Implications of the SEQUOIA Trial Results of Zanubrutinib/Venetoclax in CLL/SLL

Jennifer R. Brown, MD, PhD, discusses the implications of the SEQUOIA trial, which looked at the combination of zanubrutinib and venetoclax for the treatment of patients with treatment-naïve chronic lymphocytic leukemia or small lymphocytic lymphoma.

Jennifer R. Brown, MD, PhD, a medical oncologist, director of the Chronic Lymphocytic Leukemia Center at the Dana-Farber Cancer Institute, and professor of Medicine at Harvard Medical School, discusses the implications of the SEQUOIA trial (NCT03336333), which looked at the combination of zanubrutinib (Brukinsa) and venetoclax for the treatment of patients with treatment-naïve chronic lymphocytic leukemia (CLL) or small lymphocytic lymphoma (SLL).

According to Brown, these findings establish the safety of the combination and its preliminary efficacy. While there are other studies looking at other Bruton’s tyrosine kinase (BTK) inhibitors in combination with venetoclax, this is the first study looking at zanubrutinib in this space.

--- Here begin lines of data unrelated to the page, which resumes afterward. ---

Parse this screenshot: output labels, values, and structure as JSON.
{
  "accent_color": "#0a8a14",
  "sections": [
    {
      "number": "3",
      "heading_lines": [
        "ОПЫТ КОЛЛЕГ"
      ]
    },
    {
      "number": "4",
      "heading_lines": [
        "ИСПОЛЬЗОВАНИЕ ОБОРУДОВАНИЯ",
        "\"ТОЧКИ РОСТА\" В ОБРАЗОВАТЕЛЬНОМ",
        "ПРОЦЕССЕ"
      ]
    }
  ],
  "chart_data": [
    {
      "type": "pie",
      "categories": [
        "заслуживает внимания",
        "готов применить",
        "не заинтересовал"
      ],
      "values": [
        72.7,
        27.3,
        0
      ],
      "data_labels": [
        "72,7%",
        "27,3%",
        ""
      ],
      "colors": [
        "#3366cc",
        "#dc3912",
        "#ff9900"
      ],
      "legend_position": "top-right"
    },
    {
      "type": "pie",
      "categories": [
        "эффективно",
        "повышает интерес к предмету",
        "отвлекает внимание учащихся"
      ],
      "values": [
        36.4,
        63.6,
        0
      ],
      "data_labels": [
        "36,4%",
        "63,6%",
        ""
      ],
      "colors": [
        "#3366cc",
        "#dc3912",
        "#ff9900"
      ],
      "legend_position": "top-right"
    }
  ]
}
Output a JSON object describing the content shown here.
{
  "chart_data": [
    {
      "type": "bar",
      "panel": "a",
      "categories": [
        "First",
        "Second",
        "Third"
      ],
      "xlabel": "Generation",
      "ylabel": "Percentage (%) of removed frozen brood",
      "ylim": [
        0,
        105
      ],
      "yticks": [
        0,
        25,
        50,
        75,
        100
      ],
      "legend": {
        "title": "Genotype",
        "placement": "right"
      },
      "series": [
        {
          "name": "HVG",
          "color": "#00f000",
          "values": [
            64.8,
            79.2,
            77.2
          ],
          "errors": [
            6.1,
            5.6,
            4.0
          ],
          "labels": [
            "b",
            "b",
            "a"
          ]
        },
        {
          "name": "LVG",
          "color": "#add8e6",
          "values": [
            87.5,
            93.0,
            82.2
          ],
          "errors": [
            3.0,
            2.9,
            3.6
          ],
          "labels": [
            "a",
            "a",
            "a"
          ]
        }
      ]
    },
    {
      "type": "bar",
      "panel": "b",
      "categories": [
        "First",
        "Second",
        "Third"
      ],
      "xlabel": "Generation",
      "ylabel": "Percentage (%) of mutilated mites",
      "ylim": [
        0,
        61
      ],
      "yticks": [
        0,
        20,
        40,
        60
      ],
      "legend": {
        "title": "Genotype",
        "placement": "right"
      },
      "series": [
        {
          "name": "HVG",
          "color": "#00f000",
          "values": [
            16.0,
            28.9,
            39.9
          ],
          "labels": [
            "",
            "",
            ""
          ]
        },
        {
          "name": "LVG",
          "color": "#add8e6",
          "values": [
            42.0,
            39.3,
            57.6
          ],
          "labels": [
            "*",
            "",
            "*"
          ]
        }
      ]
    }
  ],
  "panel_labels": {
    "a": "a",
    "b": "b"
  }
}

Durability of remission and progression-free survival are going to be important over time, according to Brown. Additionally, there are questions over whether patients with 17p-deletions should stop therapy, even if undetectable minimal residual disease (MRD) is achieved in order to avoid treatment resistance.

0:08 | I think the findings established that the combination of zanubrutinib and venetoclax is safe and preliminarily effective in terms of response rate. We have a lot of such data with ibrutinib/venetoclax, and there are studies pending that look at that with acalabrutinib/ venetoclax. So, those are the other 2 covalent BTK inhibitors in the CLL space. But these are the first data looking at zanubrutinib and venetoclax in terms of safety and efficacy. And so, they're very encouraging in that regard that this combination is safe and well tolerated and highly effective.

0:40 | What really is going to matter over time, of course, is the durability of remission and the progression-free survival. And one big question in the field right now for the 17p-deletion patients is whether it's reasonable to stop their therapy, even if they achieve undetectable MRD. And so, this study has very stringent stopping rules for achievement of undetectable MRD, which is good. And then it will be very interesting to see how the patients do if we can retreat them with zanubrutinib and venetoclax at subsequent relapse, which hopefully will be many years out, because that would be a real benefit potentially compared to staying on therapy. If relapse occurs on therapy, we know there'll be resistant, and we can't retreat them with the same regimen. So, those data are probably still a few years out with any of the drugs actually, we don't really have that information for ibrutinib/venetoclax yet either.